The FCPA prohibits persons or entities from providing an offer, promise, authorization or payment of money or anything of value to a “foreign government official” to secure business.  The FCPA also requires issuers of securities to keep books and records that accurately reflect the transactions of the issuer.  Here, DOJ pursued Biomet on the enforcement theory that health care providers (“HCPs”) working in publically owned and operated hospitals are “foreign government officials” within the meaning of the FCPA.  This is not a novel theory.  The government has successfully used this tactic to extract fines and penalties from both Johnson & Johnson (April 2011) and Smith & Nephew (February 2012). 

The Conduct
The conspiracy charge alleges that during the  2000-2008 period Biomet offered money and other items of value to HCPs in Argentina, Brazil and China in order to secure hospital business.  Biomet characterized the payments as “commissions,” “consulting fees,” “scientific incentives” and “royalties” (paying 15 to 20 percent in Argentina; 10 to 20 percent in Brazil; and 10 to 15 percent, plus travel, in China).  The information also alleges that Biomet and its subsidiaries knowingly concealed the true nature of these payments in their books and records.

The evidence against Biomet in each of the three countries appears to have been strong.  In Argentina, beginning as early as 2000, Biomet paid “commissions” to doctors.  In 2003, a Biomet auditor discovered the payments and noted that they were shown in Biomet’s accounting records as commissions.  The company appears to have not responded internally until August 2005 when the managing director of Biomet Argentina expressed concerns regarding payments to customs officials, not doctors, and requested an internal audit.  In the course of that investigation, Biomet discovered that “bribes were made,” and in 2006 acknowledged internally that commissions recorded on the books were really “royalties” paid to doctors who used Biomet products.  Payments to doctors continued nonetheless until at least August 2008.  The Company distributed new compliance guidelines that emphasized FCPA issues at that time, and the Argentine general manager sought advice from the Company’s attorneys regarding the payments to the doctors.
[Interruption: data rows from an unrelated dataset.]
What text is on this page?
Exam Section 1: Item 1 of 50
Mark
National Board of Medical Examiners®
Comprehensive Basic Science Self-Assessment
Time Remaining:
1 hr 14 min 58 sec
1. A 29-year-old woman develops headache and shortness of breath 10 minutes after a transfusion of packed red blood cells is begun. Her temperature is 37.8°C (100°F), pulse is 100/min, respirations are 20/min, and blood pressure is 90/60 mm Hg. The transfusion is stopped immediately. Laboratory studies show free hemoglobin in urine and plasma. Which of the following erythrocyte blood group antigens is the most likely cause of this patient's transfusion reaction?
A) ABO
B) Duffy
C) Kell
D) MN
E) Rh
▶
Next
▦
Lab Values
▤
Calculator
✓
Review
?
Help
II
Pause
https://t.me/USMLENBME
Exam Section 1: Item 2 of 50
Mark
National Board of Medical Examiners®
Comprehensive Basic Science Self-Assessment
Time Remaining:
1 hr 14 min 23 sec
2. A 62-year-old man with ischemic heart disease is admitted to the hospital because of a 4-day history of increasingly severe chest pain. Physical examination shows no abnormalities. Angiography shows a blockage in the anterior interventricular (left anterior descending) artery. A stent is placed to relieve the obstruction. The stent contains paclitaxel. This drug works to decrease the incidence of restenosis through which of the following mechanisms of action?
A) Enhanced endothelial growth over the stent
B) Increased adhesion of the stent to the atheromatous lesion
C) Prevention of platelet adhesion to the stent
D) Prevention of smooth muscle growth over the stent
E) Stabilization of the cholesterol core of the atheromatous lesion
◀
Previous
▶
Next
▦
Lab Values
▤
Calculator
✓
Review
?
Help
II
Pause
Similar conduct occurred in Brazil.  In August 2001, the Vice President of Biomet, Indiana, was informed that doctors were being paid commissions.  Then, in February 2002, the Director of Internal Audit informed the Vice President that payments were being made to surgeons “that may be considered as a kickback.”  It appears as though the payments continued until at least April 2008 when the Company sent accountants and outside counsel to Brazil to conduct due diligence on its distributor, which admitted making payments to doctors for buying Biomet products and describing them as “scientific incentives.”

Lastly, Biomet’s conduct in China was also scrutinized.  Internal emails from February through May 2001 show that Biomet provided “payments or other things of value” to doctors in China, including lavish trips, to induce them to use the company’s artificial hips and knees.  The company continued to entertain and pay doctors through late 2006, and debated internally ways to evade the Chinese government’s efforts to stop payments by companies to its doctors.

Food For Thought
While Biomet appears to have put the ordeal behind it, danger lurks for the individuals involved.  DOJ has made FCPA enforcement a priority, and views individual liability as the most effective form of deterrence.  The 2012 DPA does not protect the officers, employees or agents of Biomet or any of its subsidiaries.  In fact, it expressly reserves the right to pursue individuals.  The 2012 DPA states that it “does not provide any protection against criminal prosecution of any present or former director, officer, employee, shareholder, agent or consultant of Biomet for any violations committed by them.”  We will watch, wait and keep you posted on developments as they unfold.

But there is no need to wait to apply the lessons learned from the Biomet matter: (1) take swift action to stop conduct that violates the AKS and to prevent its recurrence; (2) actively audit and monitor international operations; and (3) dedicate sufficient resources to training and education to equip employees with the information they need to identify (and report) improper business relationships.